Quelques privilégiés ont eu l’honneur, hier, de découvrir dans son entier et pour la première fois la dernière mosaïque mise au jour, en 1993, sur le site de Boscéaz, à Orbe. Le vestige, rénové, a été recouvert dans l’enchaînement, peut-être bien pour de longues années…

Myriam Krieg, l’une des restauratrices de la mosaïque d’Achille, au cœur de la fresque.

Quelques privilégiés ont eu l’honneur, hier, de découvrir dans son entier et pour la première fois la dernière mosaïque mise au jour, en 1993, sur le site de Boscéaz, à Orbe.
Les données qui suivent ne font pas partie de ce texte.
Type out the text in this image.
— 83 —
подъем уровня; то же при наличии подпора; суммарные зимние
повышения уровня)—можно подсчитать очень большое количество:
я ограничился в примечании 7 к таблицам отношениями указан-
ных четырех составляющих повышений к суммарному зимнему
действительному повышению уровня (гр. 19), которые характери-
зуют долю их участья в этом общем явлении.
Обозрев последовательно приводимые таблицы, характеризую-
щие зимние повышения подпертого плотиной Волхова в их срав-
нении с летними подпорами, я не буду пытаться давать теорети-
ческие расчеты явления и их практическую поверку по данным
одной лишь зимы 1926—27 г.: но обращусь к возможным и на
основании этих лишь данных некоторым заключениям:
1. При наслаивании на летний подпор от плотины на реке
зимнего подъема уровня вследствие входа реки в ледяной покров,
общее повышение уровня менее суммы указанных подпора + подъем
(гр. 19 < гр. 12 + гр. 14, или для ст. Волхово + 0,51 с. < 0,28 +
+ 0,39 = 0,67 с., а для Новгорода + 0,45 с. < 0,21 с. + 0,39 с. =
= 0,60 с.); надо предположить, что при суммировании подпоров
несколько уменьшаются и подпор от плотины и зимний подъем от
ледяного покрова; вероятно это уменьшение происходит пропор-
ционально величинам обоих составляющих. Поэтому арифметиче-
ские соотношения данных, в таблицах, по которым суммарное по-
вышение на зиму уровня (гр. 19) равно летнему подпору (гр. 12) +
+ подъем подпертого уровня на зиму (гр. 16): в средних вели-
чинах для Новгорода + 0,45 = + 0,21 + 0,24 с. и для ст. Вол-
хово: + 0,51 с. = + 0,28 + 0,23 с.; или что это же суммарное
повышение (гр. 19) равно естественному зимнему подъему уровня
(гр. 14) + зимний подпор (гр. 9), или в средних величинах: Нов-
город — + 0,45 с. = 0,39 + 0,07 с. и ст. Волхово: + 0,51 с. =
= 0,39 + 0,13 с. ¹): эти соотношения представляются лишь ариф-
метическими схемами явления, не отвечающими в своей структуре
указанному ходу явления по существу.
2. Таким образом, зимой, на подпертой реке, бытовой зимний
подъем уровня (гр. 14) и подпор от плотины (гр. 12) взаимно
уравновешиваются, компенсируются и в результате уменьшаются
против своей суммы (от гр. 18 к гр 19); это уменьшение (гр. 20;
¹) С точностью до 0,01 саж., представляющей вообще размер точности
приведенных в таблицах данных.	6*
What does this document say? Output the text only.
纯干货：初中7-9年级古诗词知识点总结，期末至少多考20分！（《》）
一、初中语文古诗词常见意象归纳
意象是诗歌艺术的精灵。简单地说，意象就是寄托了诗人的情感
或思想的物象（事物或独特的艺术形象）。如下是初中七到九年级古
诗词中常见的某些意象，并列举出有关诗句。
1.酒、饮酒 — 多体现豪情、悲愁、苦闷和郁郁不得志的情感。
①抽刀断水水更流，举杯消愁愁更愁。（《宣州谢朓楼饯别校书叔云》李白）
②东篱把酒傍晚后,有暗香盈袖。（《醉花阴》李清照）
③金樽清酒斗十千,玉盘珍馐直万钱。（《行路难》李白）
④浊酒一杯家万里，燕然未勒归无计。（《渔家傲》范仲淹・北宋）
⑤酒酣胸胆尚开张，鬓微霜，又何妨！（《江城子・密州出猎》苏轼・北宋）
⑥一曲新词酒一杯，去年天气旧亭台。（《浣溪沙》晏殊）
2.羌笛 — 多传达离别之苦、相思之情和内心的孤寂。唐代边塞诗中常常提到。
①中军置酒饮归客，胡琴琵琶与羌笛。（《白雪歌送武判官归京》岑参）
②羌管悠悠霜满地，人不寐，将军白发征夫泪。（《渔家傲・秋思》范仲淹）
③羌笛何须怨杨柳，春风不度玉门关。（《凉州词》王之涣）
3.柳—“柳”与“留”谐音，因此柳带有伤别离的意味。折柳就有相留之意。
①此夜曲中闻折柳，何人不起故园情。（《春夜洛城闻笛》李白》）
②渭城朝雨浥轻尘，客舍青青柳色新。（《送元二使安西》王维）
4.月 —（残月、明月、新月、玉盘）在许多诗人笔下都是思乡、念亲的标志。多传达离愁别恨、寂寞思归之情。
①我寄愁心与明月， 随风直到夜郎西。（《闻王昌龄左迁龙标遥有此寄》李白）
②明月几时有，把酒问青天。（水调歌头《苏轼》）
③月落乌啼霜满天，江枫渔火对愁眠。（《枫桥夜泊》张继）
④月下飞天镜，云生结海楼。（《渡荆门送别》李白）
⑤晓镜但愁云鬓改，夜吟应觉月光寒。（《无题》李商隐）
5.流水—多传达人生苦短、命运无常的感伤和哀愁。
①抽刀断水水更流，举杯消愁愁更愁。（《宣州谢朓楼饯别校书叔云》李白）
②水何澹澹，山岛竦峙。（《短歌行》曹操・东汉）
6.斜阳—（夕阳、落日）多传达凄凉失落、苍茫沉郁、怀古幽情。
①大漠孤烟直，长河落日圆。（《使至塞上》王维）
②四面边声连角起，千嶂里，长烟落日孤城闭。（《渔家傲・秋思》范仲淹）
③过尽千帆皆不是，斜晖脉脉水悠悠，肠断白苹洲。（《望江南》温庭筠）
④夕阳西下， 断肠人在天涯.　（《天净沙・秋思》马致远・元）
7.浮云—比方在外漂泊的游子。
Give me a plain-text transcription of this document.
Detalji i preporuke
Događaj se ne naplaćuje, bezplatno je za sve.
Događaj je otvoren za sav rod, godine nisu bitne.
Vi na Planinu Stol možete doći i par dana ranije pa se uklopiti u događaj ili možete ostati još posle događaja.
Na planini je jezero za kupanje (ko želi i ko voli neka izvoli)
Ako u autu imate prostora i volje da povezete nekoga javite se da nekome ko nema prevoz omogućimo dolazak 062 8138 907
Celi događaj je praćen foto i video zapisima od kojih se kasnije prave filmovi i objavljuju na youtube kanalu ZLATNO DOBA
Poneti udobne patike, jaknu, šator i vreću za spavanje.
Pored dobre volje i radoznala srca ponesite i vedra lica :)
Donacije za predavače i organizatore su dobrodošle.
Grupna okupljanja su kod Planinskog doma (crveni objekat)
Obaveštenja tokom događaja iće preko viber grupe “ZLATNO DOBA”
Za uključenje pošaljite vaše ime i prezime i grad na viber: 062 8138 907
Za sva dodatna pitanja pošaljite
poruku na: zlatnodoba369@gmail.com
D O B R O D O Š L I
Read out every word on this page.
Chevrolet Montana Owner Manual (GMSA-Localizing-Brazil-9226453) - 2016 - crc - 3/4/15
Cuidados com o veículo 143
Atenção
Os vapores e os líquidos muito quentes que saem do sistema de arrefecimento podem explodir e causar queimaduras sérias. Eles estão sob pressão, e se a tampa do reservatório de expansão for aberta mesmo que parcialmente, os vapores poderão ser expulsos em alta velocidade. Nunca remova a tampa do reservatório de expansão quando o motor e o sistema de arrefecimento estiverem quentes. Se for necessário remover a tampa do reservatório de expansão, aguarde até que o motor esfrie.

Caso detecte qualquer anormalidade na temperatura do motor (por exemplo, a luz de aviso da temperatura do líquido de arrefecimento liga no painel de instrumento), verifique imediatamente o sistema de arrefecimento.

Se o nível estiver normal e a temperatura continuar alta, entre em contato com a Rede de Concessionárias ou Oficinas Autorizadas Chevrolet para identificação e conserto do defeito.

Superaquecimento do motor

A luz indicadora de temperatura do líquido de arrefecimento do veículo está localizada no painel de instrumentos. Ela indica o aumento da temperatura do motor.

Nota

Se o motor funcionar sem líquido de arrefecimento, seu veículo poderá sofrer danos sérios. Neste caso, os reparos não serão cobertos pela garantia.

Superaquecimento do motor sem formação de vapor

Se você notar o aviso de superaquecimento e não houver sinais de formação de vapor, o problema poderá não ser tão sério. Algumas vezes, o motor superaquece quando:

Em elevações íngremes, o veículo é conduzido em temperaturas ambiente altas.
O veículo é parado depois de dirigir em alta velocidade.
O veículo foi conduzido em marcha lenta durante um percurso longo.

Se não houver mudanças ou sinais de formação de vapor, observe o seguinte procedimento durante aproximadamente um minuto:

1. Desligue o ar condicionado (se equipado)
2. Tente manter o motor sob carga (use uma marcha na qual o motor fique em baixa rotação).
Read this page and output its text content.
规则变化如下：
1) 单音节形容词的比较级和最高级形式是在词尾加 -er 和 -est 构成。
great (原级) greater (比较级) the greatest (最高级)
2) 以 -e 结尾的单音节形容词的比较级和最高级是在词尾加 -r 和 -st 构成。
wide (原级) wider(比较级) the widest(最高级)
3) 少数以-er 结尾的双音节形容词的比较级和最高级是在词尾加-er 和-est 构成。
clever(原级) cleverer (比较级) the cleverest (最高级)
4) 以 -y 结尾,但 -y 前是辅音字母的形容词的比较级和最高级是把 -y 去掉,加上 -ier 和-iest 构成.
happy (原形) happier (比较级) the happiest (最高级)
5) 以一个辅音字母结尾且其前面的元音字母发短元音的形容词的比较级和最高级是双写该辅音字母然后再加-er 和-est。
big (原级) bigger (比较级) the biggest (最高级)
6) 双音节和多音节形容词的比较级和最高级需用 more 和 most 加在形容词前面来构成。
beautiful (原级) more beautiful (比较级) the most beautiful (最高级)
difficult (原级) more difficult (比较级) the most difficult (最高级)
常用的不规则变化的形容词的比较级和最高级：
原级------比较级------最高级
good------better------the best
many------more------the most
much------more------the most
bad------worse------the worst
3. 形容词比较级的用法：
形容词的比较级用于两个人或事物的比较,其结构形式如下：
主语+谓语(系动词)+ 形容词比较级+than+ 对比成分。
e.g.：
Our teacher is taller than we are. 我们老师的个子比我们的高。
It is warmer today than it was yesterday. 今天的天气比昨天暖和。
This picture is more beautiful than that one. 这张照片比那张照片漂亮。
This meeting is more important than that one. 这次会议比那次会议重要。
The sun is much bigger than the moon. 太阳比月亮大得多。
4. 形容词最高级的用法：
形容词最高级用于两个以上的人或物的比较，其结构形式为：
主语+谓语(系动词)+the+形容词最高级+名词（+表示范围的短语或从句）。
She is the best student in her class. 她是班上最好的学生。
Le vestige, rénové, a été recouvert dans l’enchaînement, peut-être bien pour de longues années…

Une bataille peut en cacher une autre. Et si le départ à la guerre d’Achille, représenté en mosaïques sur le site de Boscéaz, n’était en fait qu’une métaphore à la lutte pour la mise en valeur du site urbigène de l’époque romaine (lire encadré).

L’espace de trois petites heures, «Achille à Skyros» s’est dévoilé à un public d’initiés avant tout. Une mosaïque, représentant un épisode de la vie légendaire d’Ulysse et d’Achille, découverte en 1993. La neuvième et petite dernière pièce du riche site d’Orbe, datant des 2e et 3e siècles, et mis au jour au 19e siècle. Hier, peu après 19 heures, la porte du pavillon qui l’abrite était à nouveau scellée et la mosaïque recouverte, afin de la conserver dans les meilleures conditions… jusqu’à sa prochaine exposition.

Rénové il y a de cela quelques années, le vestige n’avait jamais été rendu accessible au public. Mais le pavillon «provisoire» qui le recouvre a besoin d’être reconstruit. Pro Urba a sauté sur l’occasion pour demander au Canton, propriétaire des lieux, de pouvoir le montrer, le temps d’une visite éphémère.

La mosaïque d’Achille se trouve dans une pièce de réception de l’ancienne gigantesque villa de Boscéaz, située dans un champ de 400 mètres sur 400. Un site connu depuis bien plus d’un siècle, mais dont on a pris conscience de l’ampleur il y a une trentaine d’années, lors de la construction de l’autoroute voisine (son tracé initial était prévu en plein cœur du site archéologique), grâce à des photographies aériennes. Enfouie à seulement quelque 30 centimètres dans le sol, la dernière mosaïque découverte est dans un état de conservation étonnant, malgré les traces d’un incendie. «C’est inouï qu’elle ait si bien survécu dans de pareilles conditions, dans des champs travaillés sans relâche », s’est émue l’archéologue cantonale Catherine May Castella.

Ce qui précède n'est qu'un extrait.